Dem Beschwerdeführer droht bei seiner Rückkehr in diese Stadt mit maßgeblicher Wahrscheinlichkeit kein Eingriff in seine körperliche Unversehrtheit.

Der Beschwerdeführer ist jung und arbeitsfähig. Seine Existenz kann er in Mazar-e Sharif - zumindest anfänglich - mit Hilfs- und Gelegenheitsarbeiten sichern. Er ist auch in der Lage, eine einfache Unterkunft zu finden.

Der Beschwerdeführer hat auch die Möglichkeit, finanzielle Unterstützung in Form der Rückkehrhilfe in Anspruch zu nehmen, sodass er im Falle der Rückkehr - neben den eigenen Ressourcen - auf eine zusätzliche Unterstützung zur Existenzsicherung greifen kann. Diese Rückkehrhilfe umfasst jedenfalls auch die notwendigen Kosten der Rückreise. Er hat zwar keine Schulbildung, weist aber bereits Berufserfahrung als Straßenverkäufer und Köhler im Iran auf, die er auch in Mazar- e Sharif wird nutzen können. Der Beschwerdeführer spricht Dari, eine der Landessprachen, auf muttersprachlichem Niveau, sowie Farsi, eine weitere in Afghanistan gesprochene Sprache. Die kulturellen Gepflogenheiten seines Herkunftsstaates sind dem Beschwerdeführer bekannt.

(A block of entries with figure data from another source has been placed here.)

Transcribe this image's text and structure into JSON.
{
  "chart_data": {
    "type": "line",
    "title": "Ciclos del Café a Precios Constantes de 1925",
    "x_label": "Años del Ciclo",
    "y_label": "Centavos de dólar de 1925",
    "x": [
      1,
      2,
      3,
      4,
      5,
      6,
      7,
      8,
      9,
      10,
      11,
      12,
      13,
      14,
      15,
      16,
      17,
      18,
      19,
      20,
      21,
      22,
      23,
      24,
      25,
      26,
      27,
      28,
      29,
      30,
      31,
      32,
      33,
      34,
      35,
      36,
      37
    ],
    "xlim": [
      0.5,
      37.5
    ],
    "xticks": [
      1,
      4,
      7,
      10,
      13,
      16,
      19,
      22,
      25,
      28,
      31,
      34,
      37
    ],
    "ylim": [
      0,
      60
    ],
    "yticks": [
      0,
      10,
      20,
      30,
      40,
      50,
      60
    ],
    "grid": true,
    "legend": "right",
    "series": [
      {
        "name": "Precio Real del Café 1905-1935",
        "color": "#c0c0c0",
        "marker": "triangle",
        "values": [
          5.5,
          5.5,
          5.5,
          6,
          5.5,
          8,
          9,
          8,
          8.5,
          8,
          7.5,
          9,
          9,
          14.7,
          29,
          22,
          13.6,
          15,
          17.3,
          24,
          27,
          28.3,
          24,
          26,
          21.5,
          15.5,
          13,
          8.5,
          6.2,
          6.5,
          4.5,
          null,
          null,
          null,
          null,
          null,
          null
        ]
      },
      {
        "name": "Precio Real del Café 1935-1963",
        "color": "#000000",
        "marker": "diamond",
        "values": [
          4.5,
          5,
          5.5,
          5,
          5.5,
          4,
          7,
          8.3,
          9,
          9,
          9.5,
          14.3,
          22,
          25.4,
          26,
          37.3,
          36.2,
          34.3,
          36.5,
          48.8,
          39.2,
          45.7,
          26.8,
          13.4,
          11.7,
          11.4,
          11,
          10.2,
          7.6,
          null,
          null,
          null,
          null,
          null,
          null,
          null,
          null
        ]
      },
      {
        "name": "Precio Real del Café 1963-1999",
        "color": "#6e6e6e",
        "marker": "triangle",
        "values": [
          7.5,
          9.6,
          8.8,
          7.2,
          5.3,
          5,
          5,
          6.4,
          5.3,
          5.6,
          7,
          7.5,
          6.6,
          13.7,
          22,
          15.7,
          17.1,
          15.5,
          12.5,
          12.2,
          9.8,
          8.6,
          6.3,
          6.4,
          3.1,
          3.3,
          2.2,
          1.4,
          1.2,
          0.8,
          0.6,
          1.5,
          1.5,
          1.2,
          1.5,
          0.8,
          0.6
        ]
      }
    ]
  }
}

Die Stadt Mazar-e Sharif ist von Österreich aus sicher mit dem Flugzeug zu erreichen.

Der Beschwerdeführer ist gesund. Der Beschwerdeführer läuft im Falle der Rückkehr nach Mazar-e Sharif nicht Gefahr, aufgrund seines derzeitigen Gesundheitszustandes in einen unmittelbar lebensbedrohlichen Zustand zu geraten, oder dass sich eine Erkrankung in einem lebensbedrohlichen Ausmaß verschlechtern wird. Es sind auch sonst keine objektivierten Hinweise hervorgekommen, dass allenfalls andere schwerwiegende körperliche oder psychische Erkrankungen einer Rückführung des Beschwerdeführers in den Herkunftsstaat entgegenstehen würden.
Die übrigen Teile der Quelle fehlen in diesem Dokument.